Signed-off-by: Akira Yokosawa <akiyks@xxxxxxxxx>
---
 SMPdesign/SMPdesign.tex      |  2 +-
 SMPdesign/beyond.tex         |  4 ++--
 advsync/memorybarriers.tex   | 14 +++++++-------
 appendix/questions/after.tex |  2 +-
 appendix/toyrcu/toyrcu.tex   |  2 +-
 count/count.tex              |  2 +-
 cpu/hwfreelunch.tex          |  4 ++--
 cpu/overheads.tex            |  8 ++++----
 cpu/swdesign.tex             |  2 +-
 datastruct/datastruct.tex    |  2 +-
 debugging/debugging.tex      |  2 +-
 defer/rcuusage.tex           |  4 ++--
 defer/refcnt.tex             |  2 +-
 glossary.tex                 |  2 +-
 intro/intro.tex              |  4 ++--
 rt/rt.tex                    |  4 ++--
 16 files changed, 30 insertions(+), 30 deletions(-)

diff --git a/SMPdesign/SMPdesign.tex b/SMPdesign/SMPdesign.tex
index aa40139..842341f 100644
--- a/SMPdesign/SMPdesign.tex
+++ b/SMPdesign/SMPdesign.tex
@@ -1158,7 +1158,7 @@ Rough performance results\footnote{
 	match more careful evaluations of similar algorithms.}
 are shown in
 Figure~\ref{fig:SMPdesign:Allocator Cache Performance},
-running on a dual-core Intel x86 running at 1GHz (4300 bogomips per CPU)
+running on a dual-core Intel x86 running at 1\,GHz (4300 bogomips per CPU)
 with at most six blocks allowed in each CPU's cache.
 In this micro-benchmark,
 each thread repeatedly allocates a group of blocks and then frees all
diff --git a/SMPdesign/beyond.tex b/SMPdesign/beyond.tex
index ee1a27d..7ba351e 100644
--- a/SMPdesign/beyond.tex
+++ b/SMPdesign/beyond.tex
@@ -196,7 +196,7 @@ attempts to record cells in the \co{->visited[]} array.
 
 This approach does provide significant speedups on a dual-CPU
 Lenovo\textsuperscript\texttrademark W500
-running at 2.53GHz, as shown in
+running at 2.53\,GHz, as shown in
 Figure~\ref{fig:SMPdesign:CDF of Solution Times For SEQ and PWQ},
 which shows the cumulative distribution functions (CDFs) for the solution
 times of the two algorithms, based on the solution of 500 different square
@@ -576,7 +576,7 @@ This disappointing performance compared to results in
 Figure~\ref{fig:SMPdesign:Varying Maze Size vs.
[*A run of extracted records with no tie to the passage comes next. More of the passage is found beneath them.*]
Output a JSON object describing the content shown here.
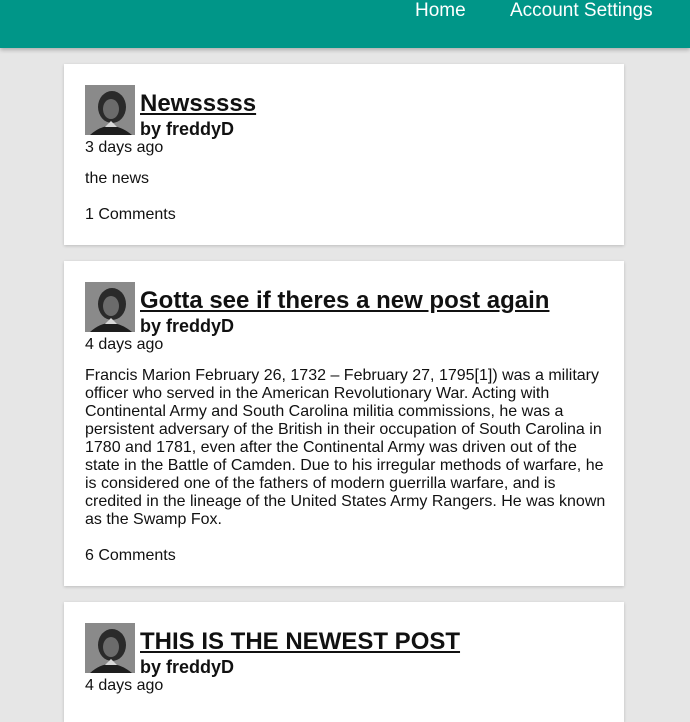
{
  "nav": {
    "home_label": "Home",
    "account_label": "Account Settings"
  },
  "posts": [
    {
      "title": "Newsssss",
      "author": "by freddyD",
      "time": "3 days ago",
      "body": "the news",
      "comments": "1 Comments"
    },
    {
      "title": "Gotta see if theres a new post again",
      "author": "by freddyD",
      "time": "4 days ago",
      "body": "Francis Marion February 26, 1732 – February 27, 1795[1]) was a military officer who served in the American Revolutionary War. Acting with Continental Army and South Carolina militia commissions, he was a persistent adversary of the British in their occupation of South Carolina in 1780 and 1781, even after the Continental Army was driven out of the state in the Battle of Camden. Due to his irregular methods of warfare, he is considered one of the fathers of modern guerrilla warfare, and is credited in the lineage of the United States Army Rangers. He was known as the Swamp Fox.",
      "comments": "6 Comments"
    },
    {
      "title": "THIS IS THE NEWEST POST",
      "author": "by freddyD",
      "time": "4 days ago"
    }
  ],
  "colors": {
    "navbar": "#009688",
    "background": "#e6e6e6"
  }
}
COPART}
 is due to the less-tightly integrated hardware available in the
 larger and older Xeon\textsuperscript\textregistered
-system running at 2.66GHz.
+system running at 2.66\,GHz.
 
 \subsection{Future Directions and Conclusions}
 \label{sec:SMPdesign:Future Directions and Conclusions}
diff --git a/advsync/memorybarriers.tex b/advsync/memorybarriers.tex
index 5e39ec5..e9e9de1 100644
--- a/advsync/memorybarriers.tex
+++ b/advsync/memorybarriers.tex
@@ -226,7 +226,7 @@ This line of reasoning, intuitively obvious though it may be, is completely
 and utterly incorrect.
 Please note that this is \emph{not} a theoretical assertion:
 actually running this code on real-world weakly-ordered hardware
-(a 1.5GHz 16-CPU POWER 5 system) resulted in the assertion firing
+(a 1.5\,GHz 16-CPU POWER 5 system) resulted in the assertion firing
 16~times out of 10~million runs.
 Clearly, anyone who produces code with explicit memory barriers
 should do some extreme testing---although a proof of correctness might
@@ -333,10 +333,10 @@ if the shared variable had changed before entry into the loop.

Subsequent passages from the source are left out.